De plus, ces transformations procèdent d’images mentales qui ne sont pas vraiment hallucinatoires, mais plutôt visionnaires. La clé réside peut-être dans un titre pourtant un peu anecdotique, l’escapade italienne de Quoi ? : échouée dans une villa étagée sur une falaise, l’héroïne parle à un homme situé sur la terrasse du dessus, mais ce dernier lui explique que pour le rejoindre à pied, elle devra traverser un nombre absurde de pièces. Bref, chez Polanski, l’œil voit, mais c’est le corps qui ne répond plus. Ou alors : quand le corps est immobilisé, l’œil se met à voir des choses échappant aux autres sens.
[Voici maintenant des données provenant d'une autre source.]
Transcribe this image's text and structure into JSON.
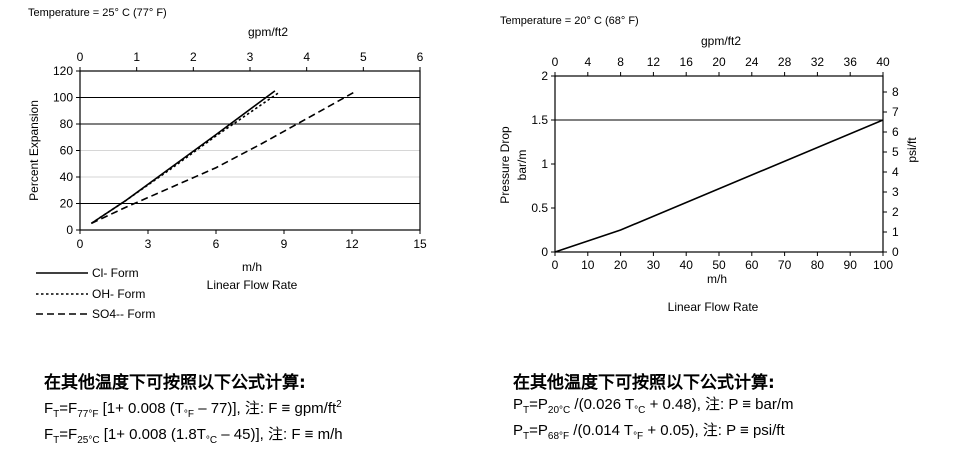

C’est ce qui arrive dans le dernier acte du Pianiste dont le personnage-titre, forcé de se terrer dans des appartements, assiste impuissant à l’insurrection de Varsovie. Puis il découvre une ville en ruines qui est presque aussi fantasmagorique que les mains masculines sortant des murs dans Répulsion, mais qui n’en ressemble pas moins aux images télévisuelles de Grozny ou Alep. Cependant, de la même façon qu’il retourne comme un gant les clichés antisémites sur l’argent, le film inverse l’habituel traitement polanskien du psychisme : c’est quand il est cloîtré que le héros retrouve son identité, d’être humain, de Juif, de pianiste du nom de Szpilman, avec la complicité d’un énigmatique officier de la Wehrmacht.

D’où un ultime pied de nez : habituellement, le meilleur long-métrage d’un réalisateur n’est pas celui qui le couvre de Palmes, Césars et autres Oscars, ni celui où il aborde littéralement la source de ses obsessions – ici, l’expérience de Polanski enfant dans le ghetto de Cracovie. Tout au contraire, l’intéressé signe avec Le Pianiste le film de sa vie, à tous les sens du terme : ses préoccupations entrent en pleine résonance avec le sujet, et le résultat demeurera sans doute son plus grand chef-d’œuvre.